My personal conscience is clean. I am proud that I was one of the few in the country, and the sole voice in the Knesset, who proposed even during the war to turn over the occupied territories to the Palestinian people, so as to enable them to set up their state. This unique opportunity was missed, as you point out in your letter, because of the greed of the founders of the settlement movement, the champions of a Greater Israel.
From there things rolled on, as in a Greek tragedy, to where we are now, with an assorted crew of settlers, racists, nationalists, messianic zealots and ordinary fascists in charge of the state, turning the Knesset into a circus, undermining the Supreme Court, perverting the army, imposing obscurantist religious laws, handing the public treasury to unbridled tycoons, polluting the education system with a primitive nationalist indoctrination, persecuting poor asylum seekers, oppressing the national minority and planning military attacks that will wreak death and destruction on civilian populations.

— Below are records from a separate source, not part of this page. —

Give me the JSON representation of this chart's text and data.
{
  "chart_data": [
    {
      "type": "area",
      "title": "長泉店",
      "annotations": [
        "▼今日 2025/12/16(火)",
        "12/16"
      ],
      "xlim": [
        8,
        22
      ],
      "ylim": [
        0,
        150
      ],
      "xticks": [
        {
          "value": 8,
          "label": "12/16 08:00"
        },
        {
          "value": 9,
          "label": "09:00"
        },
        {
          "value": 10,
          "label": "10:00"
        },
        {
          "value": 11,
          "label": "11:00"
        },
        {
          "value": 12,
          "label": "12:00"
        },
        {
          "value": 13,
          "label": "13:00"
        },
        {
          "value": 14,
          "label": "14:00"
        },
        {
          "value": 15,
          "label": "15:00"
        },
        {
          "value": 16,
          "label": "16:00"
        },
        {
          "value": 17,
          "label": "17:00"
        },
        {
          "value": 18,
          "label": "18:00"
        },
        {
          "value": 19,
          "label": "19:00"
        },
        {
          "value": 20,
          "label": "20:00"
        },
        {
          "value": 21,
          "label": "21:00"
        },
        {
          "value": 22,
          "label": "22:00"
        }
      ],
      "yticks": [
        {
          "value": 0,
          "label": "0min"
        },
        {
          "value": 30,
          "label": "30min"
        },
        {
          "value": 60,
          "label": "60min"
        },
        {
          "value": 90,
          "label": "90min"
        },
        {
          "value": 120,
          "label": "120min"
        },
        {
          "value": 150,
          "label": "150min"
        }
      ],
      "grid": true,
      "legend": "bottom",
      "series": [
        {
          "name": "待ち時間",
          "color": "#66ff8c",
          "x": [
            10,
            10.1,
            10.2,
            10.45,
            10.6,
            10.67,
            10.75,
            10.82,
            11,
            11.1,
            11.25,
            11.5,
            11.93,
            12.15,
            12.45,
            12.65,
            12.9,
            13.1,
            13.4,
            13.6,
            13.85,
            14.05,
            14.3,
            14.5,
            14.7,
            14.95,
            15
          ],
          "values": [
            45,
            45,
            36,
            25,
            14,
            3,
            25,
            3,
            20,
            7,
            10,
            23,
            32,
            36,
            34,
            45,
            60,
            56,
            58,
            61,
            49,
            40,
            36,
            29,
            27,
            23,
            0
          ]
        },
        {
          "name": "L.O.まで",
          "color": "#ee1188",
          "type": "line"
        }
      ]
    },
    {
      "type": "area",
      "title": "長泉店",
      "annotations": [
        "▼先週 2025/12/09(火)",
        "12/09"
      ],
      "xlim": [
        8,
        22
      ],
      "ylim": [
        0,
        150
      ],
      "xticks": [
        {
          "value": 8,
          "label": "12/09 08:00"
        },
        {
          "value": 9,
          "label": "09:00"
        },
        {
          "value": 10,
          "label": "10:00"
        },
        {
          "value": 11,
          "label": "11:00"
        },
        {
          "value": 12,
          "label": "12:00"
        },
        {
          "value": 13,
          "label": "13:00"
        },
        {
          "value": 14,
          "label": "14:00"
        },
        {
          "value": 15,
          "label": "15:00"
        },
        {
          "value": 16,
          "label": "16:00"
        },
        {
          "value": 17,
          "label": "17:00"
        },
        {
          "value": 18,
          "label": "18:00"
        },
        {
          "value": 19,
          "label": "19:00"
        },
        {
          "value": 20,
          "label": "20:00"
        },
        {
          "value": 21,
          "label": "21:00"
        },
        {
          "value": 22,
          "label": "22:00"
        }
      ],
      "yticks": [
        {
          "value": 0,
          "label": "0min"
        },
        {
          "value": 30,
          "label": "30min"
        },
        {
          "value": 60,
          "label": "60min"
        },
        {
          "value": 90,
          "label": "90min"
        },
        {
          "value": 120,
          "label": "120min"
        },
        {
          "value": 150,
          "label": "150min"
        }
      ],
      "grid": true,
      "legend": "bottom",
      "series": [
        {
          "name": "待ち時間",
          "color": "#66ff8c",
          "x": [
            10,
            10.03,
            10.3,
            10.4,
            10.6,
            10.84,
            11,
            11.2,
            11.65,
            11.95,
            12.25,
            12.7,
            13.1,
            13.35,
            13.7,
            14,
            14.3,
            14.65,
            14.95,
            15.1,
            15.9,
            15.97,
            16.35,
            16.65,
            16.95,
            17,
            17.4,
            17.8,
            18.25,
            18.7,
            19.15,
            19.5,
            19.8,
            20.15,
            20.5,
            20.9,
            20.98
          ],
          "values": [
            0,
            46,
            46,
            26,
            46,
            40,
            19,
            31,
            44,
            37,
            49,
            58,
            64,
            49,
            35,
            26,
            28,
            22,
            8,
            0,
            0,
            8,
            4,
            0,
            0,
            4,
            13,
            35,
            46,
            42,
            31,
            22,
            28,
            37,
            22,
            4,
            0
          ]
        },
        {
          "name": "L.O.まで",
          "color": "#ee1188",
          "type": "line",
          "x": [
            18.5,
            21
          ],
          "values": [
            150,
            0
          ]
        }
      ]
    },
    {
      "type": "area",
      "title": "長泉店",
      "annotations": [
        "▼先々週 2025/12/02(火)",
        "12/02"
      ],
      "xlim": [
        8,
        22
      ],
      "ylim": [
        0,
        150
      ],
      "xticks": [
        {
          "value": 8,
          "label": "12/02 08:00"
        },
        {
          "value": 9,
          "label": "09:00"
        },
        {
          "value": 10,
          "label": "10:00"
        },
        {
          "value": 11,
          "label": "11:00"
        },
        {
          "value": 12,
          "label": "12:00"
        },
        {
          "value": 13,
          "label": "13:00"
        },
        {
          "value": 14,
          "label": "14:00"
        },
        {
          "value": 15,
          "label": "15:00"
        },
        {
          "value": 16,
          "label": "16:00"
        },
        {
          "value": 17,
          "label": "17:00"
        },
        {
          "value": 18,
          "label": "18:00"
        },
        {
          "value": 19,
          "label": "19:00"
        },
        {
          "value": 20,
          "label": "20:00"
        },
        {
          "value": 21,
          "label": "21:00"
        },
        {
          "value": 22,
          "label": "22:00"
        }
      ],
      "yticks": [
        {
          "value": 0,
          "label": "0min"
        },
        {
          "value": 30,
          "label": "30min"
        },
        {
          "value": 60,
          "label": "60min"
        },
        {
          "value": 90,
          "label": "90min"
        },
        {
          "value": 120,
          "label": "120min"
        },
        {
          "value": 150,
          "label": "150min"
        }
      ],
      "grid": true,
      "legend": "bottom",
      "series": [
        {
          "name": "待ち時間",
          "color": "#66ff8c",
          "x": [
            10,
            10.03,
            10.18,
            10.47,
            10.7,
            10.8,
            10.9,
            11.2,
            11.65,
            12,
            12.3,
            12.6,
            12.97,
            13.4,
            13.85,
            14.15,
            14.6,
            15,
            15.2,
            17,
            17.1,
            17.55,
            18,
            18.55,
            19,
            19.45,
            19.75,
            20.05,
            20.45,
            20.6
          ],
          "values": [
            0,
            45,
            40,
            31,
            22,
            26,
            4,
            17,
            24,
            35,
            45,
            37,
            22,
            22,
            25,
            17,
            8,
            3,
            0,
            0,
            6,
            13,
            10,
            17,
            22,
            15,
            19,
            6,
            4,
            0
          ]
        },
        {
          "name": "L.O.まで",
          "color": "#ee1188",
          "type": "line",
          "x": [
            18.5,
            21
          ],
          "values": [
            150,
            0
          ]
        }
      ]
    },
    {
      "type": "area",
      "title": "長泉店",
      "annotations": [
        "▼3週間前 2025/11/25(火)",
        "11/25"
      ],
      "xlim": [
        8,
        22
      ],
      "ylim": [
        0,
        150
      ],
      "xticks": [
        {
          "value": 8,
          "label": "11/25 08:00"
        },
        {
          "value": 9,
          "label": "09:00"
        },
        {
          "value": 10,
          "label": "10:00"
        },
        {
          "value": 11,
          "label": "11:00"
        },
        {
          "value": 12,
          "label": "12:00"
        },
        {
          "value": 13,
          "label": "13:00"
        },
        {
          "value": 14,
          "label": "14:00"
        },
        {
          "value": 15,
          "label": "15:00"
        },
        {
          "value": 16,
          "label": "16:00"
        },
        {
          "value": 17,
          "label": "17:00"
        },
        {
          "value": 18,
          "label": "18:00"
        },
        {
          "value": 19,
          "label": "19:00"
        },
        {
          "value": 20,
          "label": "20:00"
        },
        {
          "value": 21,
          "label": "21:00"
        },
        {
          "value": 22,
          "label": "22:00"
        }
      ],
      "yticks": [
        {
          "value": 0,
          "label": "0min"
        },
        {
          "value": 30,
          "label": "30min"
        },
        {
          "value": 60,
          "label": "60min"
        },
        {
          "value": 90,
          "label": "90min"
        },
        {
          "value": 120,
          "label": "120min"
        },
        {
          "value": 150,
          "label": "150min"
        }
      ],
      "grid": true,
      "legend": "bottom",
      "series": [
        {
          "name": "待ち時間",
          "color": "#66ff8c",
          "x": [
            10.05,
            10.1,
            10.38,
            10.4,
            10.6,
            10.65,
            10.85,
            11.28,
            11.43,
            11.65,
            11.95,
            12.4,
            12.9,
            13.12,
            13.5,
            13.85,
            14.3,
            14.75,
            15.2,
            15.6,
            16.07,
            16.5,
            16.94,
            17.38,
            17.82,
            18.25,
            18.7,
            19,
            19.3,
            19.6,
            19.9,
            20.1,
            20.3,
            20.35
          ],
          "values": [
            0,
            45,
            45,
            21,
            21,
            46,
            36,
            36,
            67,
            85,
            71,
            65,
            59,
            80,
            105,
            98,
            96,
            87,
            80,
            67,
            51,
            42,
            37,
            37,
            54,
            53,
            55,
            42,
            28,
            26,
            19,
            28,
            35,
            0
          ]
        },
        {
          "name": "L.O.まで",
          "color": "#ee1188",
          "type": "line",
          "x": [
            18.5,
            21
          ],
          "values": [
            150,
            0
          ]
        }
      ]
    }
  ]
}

This is the state that you detest. I have no quarrel with you about that.
This is the state that you despair of. About that I do have a dispute with you.
YOU BEAR the name of the prophet who is nearest to my heart, Yirmiyahu, the prophet of anger who called out: “Woe is me, my mother, that thou hast borne me a man of strife and a man of contention to the whole world … every one doth curse me!” (Jer. 15:10)
But Jeremiah was not only an accuser, he was also a healer: “to root out, and to pull down, and to destroy, and to throw down – to build and to plant.” (Jer. 1:10)
You, Dov, have invested in this state much too much to turn your back on it in a gesture of anger and despair. The most hackneyed and worn-out slogan in Israel is also true: “We don’t have another state!”